Noah’s new Norwegian ark

Should floods and droughts induced by global warming destroy the world’s food supply, we now have a back-up plan. In collaboration with the Global Crop Diversity Trust, a fund partly founded by the UN Food and Agriculture Organization, the Norwegian government has designed a seed vault that will house samples of every important food crop around the world. Called the Svalbard International Seed Vault, the storage facility will hold three million seed samples and will be carved into the rock of Svalbard, an Arctic island not far from the North Pole, with an artful entrance visible to the public. Not only is Svalbard’s permafrost cold enough to preserve the seeds if refrigeration fails, but at 130 metres above sea level, it will stay dry if Antarctica and Greenland’s ice sheets melt-an event that would cause oceans to rise 61 metres. Officials designed the vault in plain view of the public in hopes that people will take an active interest in the vault’s safety. All the same, the vault will be guarded by several sets of reinforced doors and a video security system. The vault could provide hope of recovery from climatic ruin, but its presence will also be a towering reminder of the urgent need for conservation and sustainability in our everyday lives.

Source: Global Crop Diversity Trust news service

-Sandy Huen

Blame the hormones

Researchers have identified a “reward system” in the human brain that predicts different types of rewards for tasks-such as money and food-and plays a role in normal cognitive processes such as learning and motivation.

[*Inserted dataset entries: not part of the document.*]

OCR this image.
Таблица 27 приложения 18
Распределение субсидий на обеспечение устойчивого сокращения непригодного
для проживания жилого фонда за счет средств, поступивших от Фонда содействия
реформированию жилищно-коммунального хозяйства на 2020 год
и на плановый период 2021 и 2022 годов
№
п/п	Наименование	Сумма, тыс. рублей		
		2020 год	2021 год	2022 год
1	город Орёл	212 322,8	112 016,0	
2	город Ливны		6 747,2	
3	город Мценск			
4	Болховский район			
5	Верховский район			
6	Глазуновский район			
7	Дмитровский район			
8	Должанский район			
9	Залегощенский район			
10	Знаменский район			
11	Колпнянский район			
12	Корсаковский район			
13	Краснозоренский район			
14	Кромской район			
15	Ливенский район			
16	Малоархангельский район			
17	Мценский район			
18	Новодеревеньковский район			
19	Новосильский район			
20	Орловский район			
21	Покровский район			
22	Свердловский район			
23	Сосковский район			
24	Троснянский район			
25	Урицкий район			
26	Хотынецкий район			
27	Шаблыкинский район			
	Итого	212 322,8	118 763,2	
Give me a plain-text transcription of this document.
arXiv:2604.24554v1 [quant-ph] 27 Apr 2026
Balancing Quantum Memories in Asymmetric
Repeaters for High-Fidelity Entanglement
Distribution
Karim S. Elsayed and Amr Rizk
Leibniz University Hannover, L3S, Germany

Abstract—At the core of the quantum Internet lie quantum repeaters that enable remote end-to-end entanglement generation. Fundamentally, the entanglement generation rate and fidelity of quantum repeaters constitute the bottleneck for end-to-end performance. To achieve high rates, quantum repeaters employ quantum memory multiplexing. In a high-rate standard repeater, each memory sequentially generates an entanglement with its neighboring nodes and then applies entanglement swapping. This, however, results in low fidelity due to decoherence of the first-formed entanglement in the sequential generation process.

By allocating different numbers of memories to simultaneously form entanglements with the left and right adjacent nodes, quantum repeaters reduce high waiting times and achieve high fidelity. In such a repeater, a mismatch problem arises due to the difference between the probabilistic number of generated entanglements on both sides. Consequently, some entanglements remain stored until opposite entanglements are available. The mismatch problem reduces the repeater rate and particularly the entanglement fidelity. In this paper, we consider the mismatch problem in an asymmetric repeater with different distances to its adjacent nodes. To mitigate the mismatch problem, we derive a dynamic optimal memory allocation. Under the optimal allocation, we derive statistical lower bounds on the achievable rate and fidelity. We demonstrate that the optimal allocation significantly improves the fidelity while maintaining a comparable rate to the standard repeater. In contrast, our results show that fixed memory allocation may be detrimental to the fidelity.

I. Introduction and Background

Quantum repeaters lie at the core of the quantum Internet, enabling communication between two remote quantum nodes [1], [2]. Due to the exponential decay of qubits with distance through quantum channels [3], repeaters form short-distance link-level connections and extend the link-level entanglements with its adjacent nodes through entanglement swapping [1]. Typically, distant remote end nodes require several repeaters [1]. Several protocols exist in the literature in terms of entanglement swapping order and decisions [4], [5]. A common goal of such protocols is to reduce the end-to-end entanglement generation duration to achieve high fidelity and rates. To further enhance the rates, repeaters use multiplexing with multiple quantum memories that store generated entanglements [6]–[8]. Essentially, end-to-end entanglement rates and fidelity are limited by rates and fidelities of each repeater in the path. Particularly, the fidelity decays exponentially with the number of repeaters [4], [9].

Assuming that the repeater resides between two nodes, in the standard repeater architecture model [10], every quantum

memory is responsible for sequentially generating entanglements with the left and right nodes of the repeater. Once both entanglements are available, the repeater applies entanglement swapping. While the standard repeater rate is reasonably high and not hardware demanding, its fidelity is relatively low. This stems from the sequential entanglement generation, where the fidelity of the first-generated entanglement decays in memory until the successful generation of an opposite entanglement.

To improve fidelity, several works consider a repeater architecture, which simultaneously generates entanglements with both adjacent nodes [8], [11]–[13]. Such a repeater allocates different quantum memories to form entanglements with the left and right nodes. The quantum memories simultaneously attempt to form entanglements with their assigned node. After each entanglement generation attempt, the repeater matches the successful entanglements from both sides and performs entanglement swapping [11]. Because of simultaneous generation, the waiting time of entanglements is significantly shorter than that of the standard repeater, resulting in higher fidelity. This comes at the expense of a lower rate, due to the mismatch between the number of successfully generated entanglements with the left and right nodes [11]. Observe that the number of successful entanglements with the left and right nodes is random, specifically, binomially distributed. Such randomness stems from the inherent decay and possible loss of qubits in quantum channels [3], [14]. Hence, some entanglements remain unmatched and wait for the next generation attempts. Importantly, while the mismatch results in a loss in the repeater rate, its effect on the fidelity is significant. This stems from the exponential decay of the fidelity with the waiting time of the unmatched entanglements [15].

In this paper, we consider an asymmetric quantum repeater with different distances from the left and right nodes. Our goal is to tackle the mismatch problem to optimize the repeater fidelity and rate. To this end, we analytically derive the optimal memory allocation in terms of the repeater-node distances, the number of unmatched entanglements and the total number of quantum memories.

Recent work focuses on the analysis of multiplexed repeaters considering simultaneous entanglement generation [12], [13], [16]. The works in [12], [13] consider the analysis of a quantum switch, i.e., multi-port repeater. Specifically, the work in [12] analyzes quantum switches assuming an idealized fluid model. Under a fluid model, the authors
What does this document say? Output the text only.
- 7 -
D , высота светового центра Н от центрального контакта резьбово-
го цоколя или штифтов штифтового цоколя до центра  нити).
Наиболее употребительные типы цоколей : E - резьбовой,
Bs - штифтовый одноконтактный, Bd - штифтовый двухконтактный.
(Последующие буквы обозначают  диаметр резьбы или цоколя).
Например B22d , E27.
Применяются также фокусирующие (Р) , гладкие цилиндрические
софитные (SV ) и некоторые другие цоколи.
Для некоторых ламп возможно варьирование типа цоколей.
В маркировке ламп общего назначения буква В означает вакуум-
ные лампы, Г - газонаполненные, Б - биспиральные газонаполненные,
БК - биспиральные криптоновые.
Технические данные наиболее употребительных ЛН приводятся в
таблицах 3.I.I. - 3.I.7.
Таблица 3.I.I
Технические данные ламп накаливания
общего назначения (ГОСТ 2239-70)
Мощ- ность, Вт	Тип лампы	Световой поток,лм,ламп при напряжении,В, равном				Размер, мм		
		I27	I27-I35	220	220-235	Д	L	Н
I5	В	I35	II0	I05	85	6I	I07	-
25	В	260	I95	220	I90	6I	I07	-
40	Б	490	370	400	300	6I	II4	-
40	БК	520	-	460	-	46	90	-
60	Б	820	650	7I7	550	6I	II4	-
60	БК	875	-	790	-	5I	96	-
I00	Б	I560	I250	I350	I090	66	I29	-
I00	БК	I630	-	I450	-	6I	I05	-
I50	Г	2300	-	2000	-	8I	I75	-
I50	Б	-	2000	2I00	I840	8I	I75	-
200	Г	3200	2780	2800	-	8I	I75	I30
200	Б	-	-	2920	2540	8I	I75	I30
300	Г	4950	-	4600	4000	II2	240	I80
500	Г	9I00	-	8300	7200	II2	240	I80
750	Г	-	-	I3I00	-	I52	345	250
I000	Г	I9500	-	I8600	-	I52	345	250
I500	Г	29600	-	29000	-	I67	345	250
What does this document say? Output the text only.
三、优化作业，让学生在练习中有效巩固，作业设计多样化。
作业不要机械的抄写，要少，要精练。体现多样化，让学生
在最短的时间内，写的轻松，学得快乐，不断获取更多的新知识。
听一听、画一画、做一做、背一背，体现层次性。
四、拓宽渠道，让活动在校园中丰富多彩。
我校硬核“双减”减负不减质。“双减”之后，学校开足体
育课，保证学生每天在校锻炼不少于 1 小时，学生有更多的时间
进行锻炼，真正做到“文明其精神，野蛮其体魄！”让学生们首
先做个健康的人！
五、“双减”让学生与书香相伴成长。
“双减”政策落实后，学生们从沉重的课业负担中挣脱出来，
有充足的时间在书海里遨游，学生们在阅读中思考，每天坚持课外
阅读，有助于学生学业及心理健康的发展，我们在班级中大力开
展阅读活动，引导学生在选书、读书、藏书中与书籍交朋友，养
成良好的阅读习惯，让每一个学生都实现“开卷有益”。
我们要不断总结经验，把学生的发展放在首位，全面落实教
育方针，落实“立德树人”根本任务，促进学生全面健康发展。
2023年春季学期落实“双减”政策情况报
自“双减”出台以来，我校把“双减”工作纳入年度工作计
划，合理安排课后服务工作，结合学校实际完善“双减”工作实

Located primarily in the area of the brain called the mesencephalon, the dopamine-dependent system is also distributed in various other brain sites. Malfunctions with it have been linked with pathologies such as Parkinson’s disease and schizophrenia.

Previous research had shown that female rats will self-administer cocaine, a drug that interacts with the dopamine system, in higher doses after receiving estrogen injections. It was also known that the human female response to cocaine is greater in the follicular phase of the menstrual cycle and that schizophrenia tends to appear later in women than in men. So the team set out to discover how sex hormones are linked to dopamine-related brain diseases and drug sensitivity.

The researchers measured the brain activity of female human subjects twice during their menstrual cycles. Before being scanned, the women played virtual slot machines that advertised different probabilities of winning.

When the slots gave poor odds-that is, when a reward was especially uncertain-researchers found that women in the follicular phase of their menstrual cycle (when estrogen levels increase) showed more activity in emotional processing areas of their brains than women in the luteal phase (when estrogen levels drop). Conducting the same experiment on men, researchers found that a brain area involved in motivation for obtaining rewards was more highly activated than in either group of women.

Investigators say understanding the role hormones play in the reward system is particularly important to the study of psychiatric diseases, aging, and drug and gambling addictions.